Mi też się jakoś 2 lata temu tak przestawiło, że lubię posiedzieć na chacie po uczelni i treningu. Rozumiem wyjść raz na jakiś czas na miasto (ale klub odpada, kiedyś uwielbiałem a teraz unikam jak ognia bo nie cieszy mnie to), wypić piwko w pubie, pośmiać się, walnąć czasem z kumplem lufę i jakieś piwka ale nie tak, żeby nakurwić się jak szmata.
W ogóle zrobiłem się jakiś aspołeczny odkąd jestem z narzeczoną, niezbyt lubię poznawać nowych ludzi ; d
nagle się okazuje, że nikt nie lubi do klubu, a kluby zawsze pełne xD
Ja tam od zawsze nie przepadałem za klubami, od gimbazy do licbazy mi się chciało i maniaczyłem w to, a potem mi się znudziło.

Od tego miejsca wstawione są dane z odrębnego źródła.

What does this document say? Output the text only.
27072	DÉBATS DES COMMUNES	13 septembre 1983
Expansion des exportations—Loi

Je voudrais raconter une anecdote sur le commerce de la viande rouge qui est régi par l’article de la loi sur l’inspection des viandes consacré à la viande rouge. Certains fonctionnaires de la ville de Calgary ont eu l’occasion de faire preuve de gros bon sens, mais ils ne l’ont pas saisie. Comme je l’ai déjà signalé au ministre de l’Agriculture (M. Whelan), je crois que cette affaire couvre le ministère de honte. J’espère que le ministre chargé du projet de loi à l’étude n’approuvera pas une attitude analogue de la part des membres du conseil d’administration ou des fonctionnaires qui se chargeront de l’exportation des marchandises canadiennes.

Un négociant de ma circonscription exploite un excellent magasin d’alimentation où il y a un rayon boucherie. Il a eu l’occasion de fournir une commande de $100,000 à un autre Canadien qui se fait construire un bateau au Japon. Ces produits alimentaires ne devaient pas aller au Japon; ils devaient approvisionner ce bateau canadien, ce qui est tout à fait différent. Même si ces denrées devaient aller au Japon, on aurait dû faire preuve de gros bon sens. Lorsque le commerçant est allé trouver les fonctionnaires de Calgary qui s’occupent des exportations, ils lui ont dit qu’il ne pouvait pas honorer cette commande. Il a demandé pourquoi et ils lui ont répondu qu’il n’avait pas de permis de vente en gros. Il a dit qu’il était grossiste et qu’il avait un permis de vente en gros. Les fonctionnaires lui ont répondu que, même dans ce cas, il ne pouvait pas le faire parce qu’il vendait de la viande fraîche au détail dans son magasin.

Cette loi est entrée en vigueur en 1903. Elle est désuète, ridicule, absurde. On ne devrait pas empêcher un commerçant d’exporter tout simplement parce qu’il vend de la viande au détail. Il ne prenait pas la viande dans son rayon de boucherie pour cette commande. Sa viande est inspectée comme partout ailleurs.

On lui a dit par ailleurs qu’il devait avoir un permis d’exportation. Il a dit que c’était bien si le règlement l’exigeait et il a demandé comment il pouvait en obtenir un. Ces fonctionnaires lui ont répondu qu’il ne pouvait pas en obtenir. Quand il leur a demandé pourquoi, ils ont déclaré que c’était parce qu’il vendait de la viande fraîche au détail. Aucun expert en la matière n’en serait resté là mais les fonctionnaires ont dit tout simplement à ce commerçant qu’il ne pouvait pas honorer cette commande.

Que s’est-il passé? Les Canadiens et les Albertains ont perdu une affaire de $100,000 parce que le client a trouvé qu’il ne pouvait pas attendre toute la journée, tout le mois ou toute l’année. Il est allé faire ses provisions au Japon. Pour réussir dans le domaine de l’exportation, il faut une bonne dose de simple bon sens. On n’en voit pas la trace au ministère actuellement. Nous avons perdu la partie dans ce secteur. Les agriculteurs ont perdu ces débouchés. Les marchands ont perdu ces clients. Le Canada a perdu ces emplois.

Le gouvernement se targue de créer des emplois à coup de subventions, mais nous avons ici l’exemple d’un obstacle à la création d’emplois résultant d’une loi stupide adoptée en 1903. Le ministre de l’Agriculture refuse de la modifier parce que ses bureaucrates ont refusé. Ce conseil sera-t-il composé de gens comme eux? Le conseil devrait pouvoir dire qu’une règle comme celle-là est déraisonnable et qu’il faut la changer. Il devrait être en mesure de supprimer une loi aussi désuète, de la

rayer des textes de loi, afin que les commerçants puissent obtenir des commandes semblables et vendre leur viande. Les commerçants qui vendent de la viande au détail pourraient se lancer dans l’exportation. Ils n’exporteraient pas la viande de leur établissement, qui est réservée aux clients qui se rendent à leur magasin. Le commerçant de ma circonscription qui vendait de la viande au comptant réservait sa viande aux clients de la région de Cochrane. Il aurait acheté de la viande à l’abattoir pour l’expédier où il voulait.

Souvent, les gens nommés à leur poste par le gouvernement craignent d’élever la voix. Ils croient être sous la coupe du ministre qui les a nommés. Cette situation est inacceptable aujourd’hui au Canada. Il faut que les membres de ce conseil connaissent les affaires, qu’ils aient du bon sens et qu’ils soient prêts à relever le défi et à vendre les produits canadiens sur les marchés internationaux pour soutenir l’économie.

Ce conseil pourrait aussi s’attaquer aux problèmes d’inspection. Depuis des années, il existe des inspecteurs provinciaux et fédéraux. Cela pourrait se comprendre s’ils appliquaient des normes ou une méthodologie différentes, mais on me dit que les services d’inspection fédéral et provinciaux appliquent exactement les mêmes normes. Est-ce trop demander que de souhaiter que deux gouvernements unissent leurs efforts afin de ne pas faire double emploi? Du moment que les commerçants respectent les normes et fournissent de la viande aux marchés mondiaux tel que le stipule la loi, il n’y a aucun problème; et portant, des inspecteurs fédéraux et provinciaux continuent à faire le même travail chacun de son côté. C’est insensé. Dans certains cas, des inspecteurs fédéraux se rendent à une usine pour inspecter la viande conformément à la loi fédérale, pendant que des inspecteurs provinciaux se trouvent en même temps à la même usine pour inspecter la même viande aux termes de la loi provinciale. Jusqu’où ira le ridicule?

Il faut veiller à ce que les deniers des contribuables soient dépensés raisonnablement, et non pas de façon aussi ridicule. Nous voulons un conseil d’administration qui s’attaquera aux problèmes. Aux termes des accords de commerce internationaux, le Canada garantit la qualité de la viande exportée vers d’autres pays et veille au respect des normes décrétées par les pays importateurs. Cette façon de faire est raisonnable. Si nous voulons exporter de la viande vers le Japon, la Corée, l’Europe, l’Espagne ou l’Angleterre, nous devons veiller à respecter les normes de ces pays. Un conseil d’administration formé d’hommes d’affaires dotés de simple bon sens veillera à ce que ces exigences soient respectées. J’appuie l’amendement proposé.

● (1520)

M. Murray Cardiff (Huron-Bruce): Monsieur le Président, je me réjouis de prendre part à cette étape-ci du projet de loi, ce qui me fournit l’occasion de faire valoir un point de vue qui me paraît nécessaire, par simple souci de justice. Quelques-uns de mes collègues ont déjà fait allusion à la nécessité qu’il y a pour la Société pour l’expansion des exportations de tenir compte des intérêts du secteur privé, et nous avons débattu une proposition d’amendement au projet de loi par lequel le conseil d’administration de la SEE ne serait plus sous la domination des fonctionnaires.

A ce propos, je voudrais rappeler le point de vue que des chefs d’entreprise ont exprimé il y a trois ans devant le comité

Ja do klubow nigdy nie lubilem chodzic. Jest za glosno, za tloczno i alko drogie. Zawsze wolalem puby, gdzie moge po prostu posiedziec przy piwku i pogadac. Dlatego laski, ktore lubia kluby od razu skreslam.
I teraz takie pytanie do was mam moi mili. Tak mnie niedawno naszla zagwostka. Odkrywacie, ze wasza partnerka/partner(nie wiem co wolicie) sie tnie. Rozmawiacie, opieprzacie, zostawiacie? Co robicie?
Nie jest to pytanie z serii "torgu co robic", tylko zwykle zainteresowanie jakbyscie sie zachowali w takiej sytuacji.
Fajnie tak iść do klubu z dziewczyną potańczyć, nie rozumiem Was :D
problem jak problem (teoretycznie...) więc wypadałoby zacząć od rozmowy
czemu ograniczasz spędzanie wolnego czasu do "siedzenia po domach ze znajomymi"? co z zainteresowaniami, hobby, treningami, czytaniem książek, odwiedzaniem muzeów, kin, teatrów, wystaw, podróżowaniem itd? jeśli ktoś spędza swój wolny czas głównie w klubie to istotnie coś z nim jest nie tak
#up
This. Ty mnie rozumiesz.
Nie kaze nikomu po domu tylko siedziec. Po prostu klimat jaki panuje w klubach jest dla mnie nie do zniesienia i dostaje kurwicy jak tam jestem.
Tak w pubach jest tansze piwo oraz mniejszy tlok.
Poza tym nie napisalem "laska poznana w klubie=od razu skreslam". Nie jest to mozliwe bo tam nie chodze. Tylko chodzi mi o to, ze jakby kobita wolala tam chodzic niz po innych miejscach.